Louisa (Mala Emde), di nobile famiglia tedesca e studentessa alla facoltà di legge, decide di unirsi alla P31, una sociale Antifa dove vive anche la sua amica Batte (Luisa-Céline Gaffron) che la sponsorizza con il resto del gruppo. Lì incontra il fascinoso Alfa (Noah Saavedra), inizialmente restio ad accogliere Louise nella loro comunità.

Il rito di passaggio che la farà accettare si presenta alla prima manifestazione a cui prende parte: durante la protesta al comizio di una candidata politica dell’estrema destra, la cui sicurezza si compone di noti soggetti fascisti, Louise riesce a rubare il cellulare di un vigilante che stava riprendendo i manifestanti e, grazie all’aiuto di Alfa, riesce a sfuggire quasi illesa al tafferuglio che ne consegue. Le informazioni contenute nel telefono, decrittate grazie all’amico Lenor, daranno il via a una serie di raid violenti da parte di alcuni membri della P31 contro i gruppi neonazi, e la scoperta di ordigni esplosivi potrebbe portare a conseguenze drammatiche per tutti coloro coinvolti.

La domanda che la regista Julia von Heinz si pone, e pone allo spettatore, è che ruolo possa avere la violenza nella quotidiana lotta al fascismo; o meglio: cosa è lecito fare per difendere l’ordine e le libertà costituzionali? Fino a che punto è legittimo spingersi? Dato il proliferare di gruppi di estrema destra, non solo in Germania ma in Europa e nel mondo, è una domanda più che attuale, sebbene la prima idea del film sia nata a partire dall’effettiva esperienza di militanza della regista negli anni Novanta. Questo interrogativo viene impersonato da Louise, entrata alla P31 con tanta voglia di appartenenza e degli ideali, stimolati anche dai suoi studi in legge, che sembrano miseramente sgretolarsi a fronte dell’effettiva realtà e violenza dei gruppi fascisti. Inizia così ad allontanarsi da Batte e dal suo approccio più pacifico per seguire Alfa e la sua idea di rispondere a violenza con violenza, forse anche perché è l’unico modo per mantenere l’interesse del ragazzo, che a tratti sembra essere l’unica spinta che la muove davvero.
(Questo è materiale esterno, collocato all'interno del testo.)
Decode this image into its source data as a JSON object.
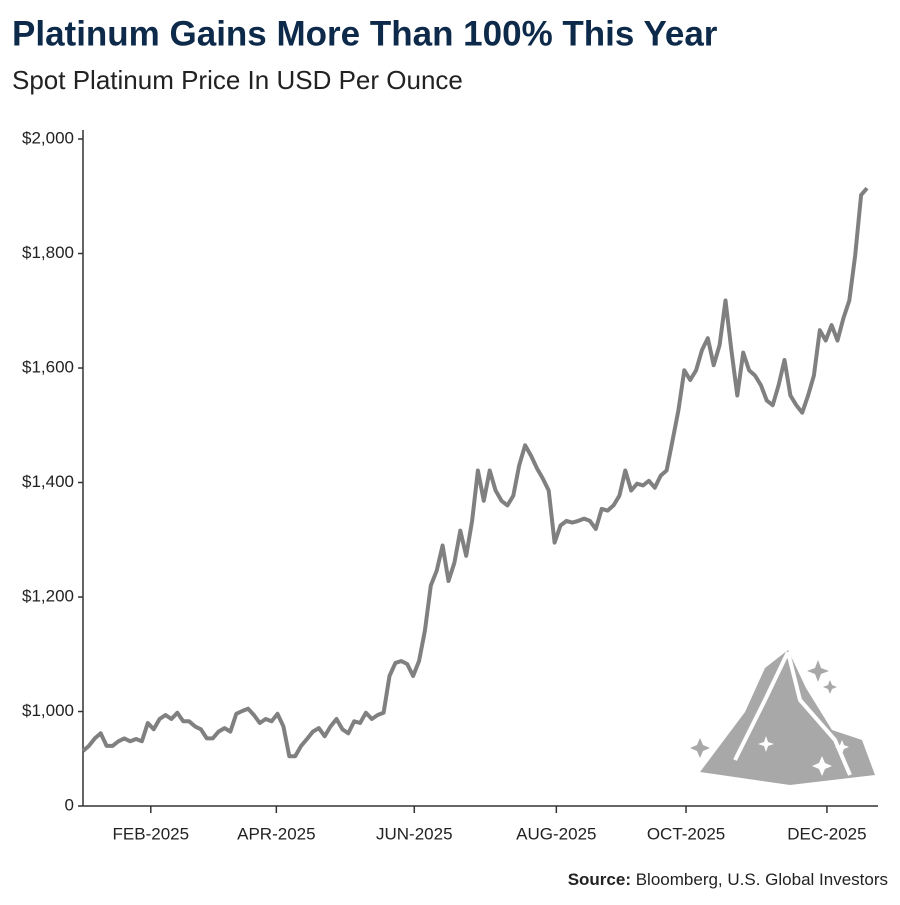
{
  "chart_data": {
    "type": "line",
    "title": "Platinum Gains More Than 100% This Year",
    "subtitle": "Spot Platinum Price In USD Per Ounce",
    "source_label": "Source:",
    "source": "Bloomberg, U.S. Global Investors",
    "y_axis_break": true,
    "ylim": [
      835,
      2000
    ],
    "yticks": [
      {
        "value": 0,
        "label": "0"
      },
      {
        "value": 1000,
        "label": "$1,000"
      },
      {
        "value": 1200,
        "label": "$1,200"
      },
      {
        "value": 1400,
        "label": "$1,400"
      },
      {
        "value": 1600,
        "label": "$1,600"
      },
      {
        "value": 1800,
        "label": "$1,800"
      },
      {
        "value": 2000,
        "label": "$2,000"
      }
    ],
    "xlim": [
      0,
      133
    ],
    "xticks": [
      {
        "value": 11.5,
        "label": "FEB-2025"
      },
      {
        "value": 32.8,
        "label": "APR-2025"
      },
      {
        "value": 56.2,
        "label": "JUN-2025"
      },
      {
        "value": 80.3,
        "label": "AUG-2025"
      },
      {
        "value": 102.3,
        "label": "OCT-2025"
      },
      {
        "value": 126.2,
        "label": "DEC-2025"
      }
    ],
    "series": [
      {
        "color": "#808080",
        "values": [
          931,
          940,
          953,
          962,
          940,
          940,
          948,
          953,
          948,
          952,
          948,
          980,
          969,
          987,
          994,
          987,
          998,
          983,
          983,
          974,
          969,
          953,
          953,
          965,
          971,
          965,
          996,
          1001,
          1005,
          994,
          980,
          987,
          983,
          996,
          974,
          922,
          922,
          940,
          952,
          965,
          971,
          957,
          974,
          987,
          969,
          962,
          983,
          980,
          998,
          987,
          994,
          998,
          1062,
          1085,
          1088,
          1083,
          1062,
          1088,
          1141,
          1220,
          1246,
          1290,
          1228,
          1260,
          1316,
          1272,
          1333,
          1421,
          1368,
          1421,
          1386,
          1368,
          1360,
          1377,
          1430,
          1465,
          1447,
          1425,
          1407,
          1386,
          1295,
          1325,
          1333,
          1330,
          1333,
          1337,
          1333,
          1319,
          1354,
          1351,
          1360,
          1377,
          1421,
          1386,
          1398,
          1395,
          1403,
          1391,
          1412,
          1421,
          1473,
          1526,
          1596,
          1579,
          1596,
          1631,
          1652,
          1605,
          1640,
          1718,
          1631,
          1552,
          1627,
          1596,
          1587,
          1570,
          1543,
          1535,
          1570,
          1614,
          1552,
          1535,
          1522,
          1552,
          1587,
          1666,
          1648,
          1675,
          1648,
          1687,
          1718,
          1797,
          1902,
          1914
        ]
      }
    ]
  }
}
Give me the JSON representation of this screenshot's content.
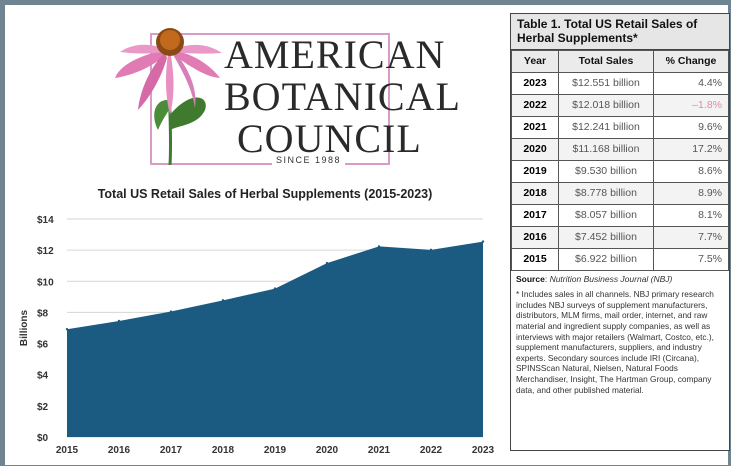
{
  "logo": {
    "line1": "AMERICAN",
    "line2": "BOTANICAL",
    "line3": "COUNCIL",
    "since": "SINCE 1988"
  },
  "chart_data": {
    "type": "area",
    "title": "Total US Retail Sales of Herbal Supplements (2015-2023)",
    "xlabel": "",
    "ylabel": "Billions",
    "x": [
      "2015",
      "2016",
      "2017",
      "2018",
      "2019",
      "2020",
      "2021",
      "2022",
      "2023"
    ],
    "values": [
      6.922,
      7.452,
      8.057,
      8.778,
      9.53,
      11.168,
      12.241,
      12.018,
      12.551
    ],
    "ylim": [
      0,
      14
    ],
    "yticks": [
      "$0",
      "$2",
      "$4",
      "$6",
      "$8",
      "$10",
      "$12",
      "$14"
    ],
    "yticks_values": [
      0,
      2,
      4,
      6,
      8,
      10,
      12,
      14
    ],
    "grid": true,
    "color": "#1b5b82"
  },
  "table": {
    "title": "Table 1. Total US Retail Sales of Herbal Supplements*",
    "headers": [
      "Year",
      "Total Sales",
      "% Change"
    ],
    "rows": [
      {
        "year": "2023",
        "sales": "$12.551 billion",
        "change": "4.4%"
      },
      {
        "year": "2022",
        "sales": "$12.018 billion",
        "change": "–1.8%"
      },
      {
        "year": "2021",
        "sales": "$12.241 billion",
        "change": "9.6%"
      },
      {
        "year": "2020",
        "sales": "$11.168 billion",
        "change": "17.2%"
      },
      {
        "year": "2019",
        "sales": "$9.530 billion",
        "change": "8.6%"
      },
      {
        "year": "2018",
        "sales": "$8.778 billion",
        "change": "8.9%"
      },
      {
        "year": "2017",
        "sales": "$8.057 billion",
        "change": "8.1%"
      },
      {
        "year": "2016",
        "sales": "$7.452 billion",
        "change": "7.7%"
      },
      {
        "year": "2015",
        "sales": "$6.922 billion",
        "change": "7.5%"
      }
    ],
    "source_label": "Source",
    "source_text": "Nutrition Business Journal (NBJ)",
    "footnote": "* Includes sales in all channels. NBJ primary research includes NBJ surveys of supplement manufacturers, distributors, MLM firms, mail order, internet, and raw material and ingredient supply companies, as well as interviews with major retailers (Walmart, Costco, etc.), supplement manufacturers, suppliers, and industry experts. Secondary sources include IRI (Circana), SPINSScan Natural, Nielsen, Natural Foods Merchandiser, Insight, The Hartman Group, company data, and other published material.",
    "negative_color": "#e58aa0"
  }
}
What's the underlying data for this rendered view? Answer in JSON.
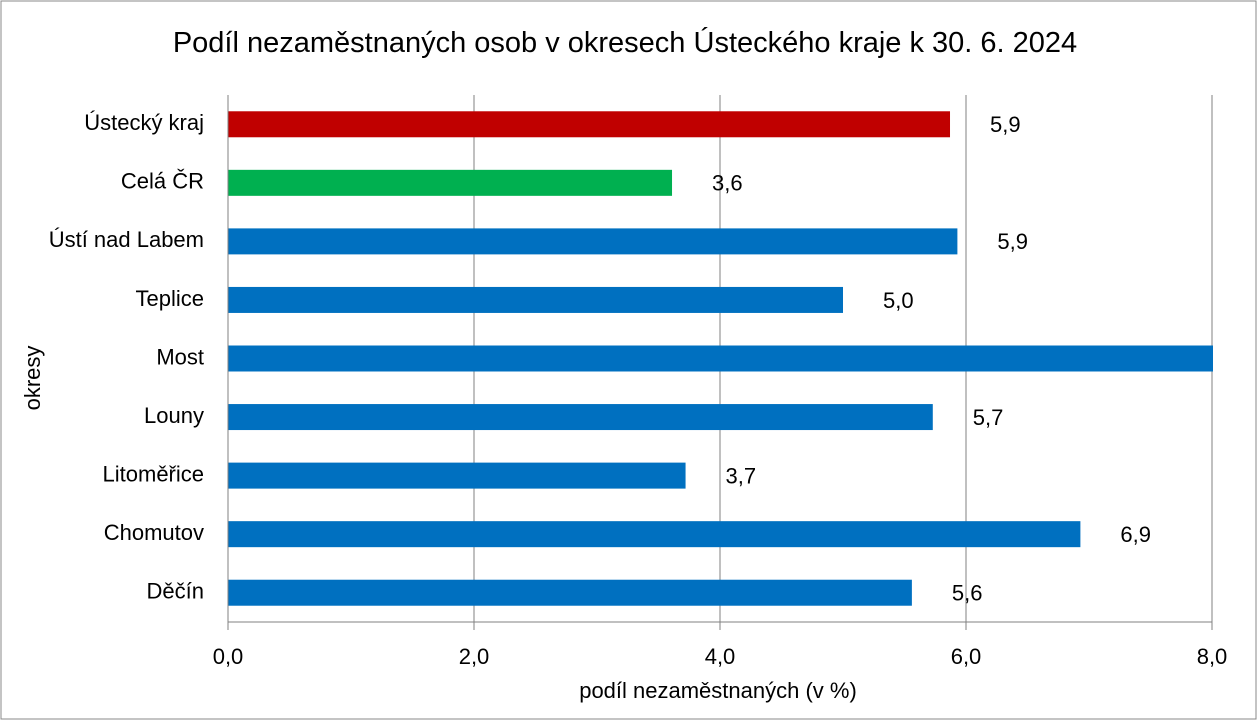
{
  "chart_data": {
    "type": "hbar",
    "title": "Podíl nezaměstnaných osob v okresech Ústeckého kraje k 30. 6. 2024",
    "x_label": "podíl nezaměstnaných (v %)",
    "y_label": "okresy",
    "categories": [
      "Ústecký kraj",
      "Celá ČR",
      "Ústí nad Labem",
      "Teplice",
      "Most",
      "Louny",
      "Litoměřice",
      "Chomutov",
      "Děčín"
    ],
    "values": [
      5.87,
      3.61,
      5.93,
      5.0,
      8.3,
      5.73,
      3.72,
      6.93,
      5.56
    ],
    "value_labels": [
      "5,9",
      "3,6",
      "5,9",
      "5,0",
      null,
      "5,7",
      "3,7",
      "6,9",
      "5,6"
    ],
    "colors": [
      "#c00000",
      "#00b050",
      "#0070c0",
      "#0070c0",
      "#0070c0",
      "#0070c0",
      "#0070c0",
      "#0070c0",
      "#0070c0"
    ],
    "xlim": [
      0,
      8
    ],
    "xticks": [
      {
        "value": 0,
        "label": "0,0"
      },
      {
        "value": 2,
        "label": "2,0"
      },
      {
        "value": 4,
        "label": "4,0"
      },
      {
        "value": 6,
        "label": "6,0"
      },
      {
        "value": 8,
        "label": "8,0"
      }
    ],
    "grid": true
  }
}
Il film, che in alcuni punti ricorda più un dramma adolescenziale alla Come te nessuno mai, ha i suoi momenti migliori quando Louise si relaziona con Dieter, un ex militante ormai fuori dalla scena politica che sembra rappresentare la visione più adulta (o più antica?) degli ideali giovanili della regista. Più volte, infatti, lui sottolinea come “picchiare i nazisti sia solo la punta dell’iceberg” e di come, ai suoi tempi, gli obiettivi fossero, per esempio, i pezzi grossi della Siemens.

È anche grazie a lui se alla fine Louise riesce a ritrovare una propria, fragile, identità di cui durante il resto del film sembra essere pericolosamente carente, facendosi più spesso trascinare dagli eventi – nello specifico, dalla sua attrazione per Alfa – piuttosto che esserne padrona. Certamente a muoverla c’è una percentuale di senso di colpa, derivante dalla sua estrazione sociale, che però non viene mai esplorata (“Se non sei di sinistra sotto i 30 anni sei senza cuore, se sei di sinistra sopra i 30 anni sei senza cervello”, dichiara scherzosamente suo padre, mentre stanno scuoiando un cerbiatto appena ucciso in una battuta di caccia, e che chiaramente vede l’impegno di sua figlia come una sorta di vezzo giovanile), così come le motivazioni che la spingono a unirsi alla P31, sebbene evidenti, non vengono mai esplicitamente dichiarate.

La risposta alla domanda che attanaglia Louise e che ha dato origine all’opera si trova in una sorta di facile compromesso nel finale che, a parte la soddisfazione momentanea, un po’ delude nella sua soluzione semplicistica. Nel complesso è un film interessante e attualissimo anche in Italia, che però non indaga davvero a fondo nessuno dei due mondi che vuole rappresentare, limitandosi a uno sguardo superficiale sulla lotta politica e preferendo concentrarsi maggiormente sui conflitti emotivi della protagonista.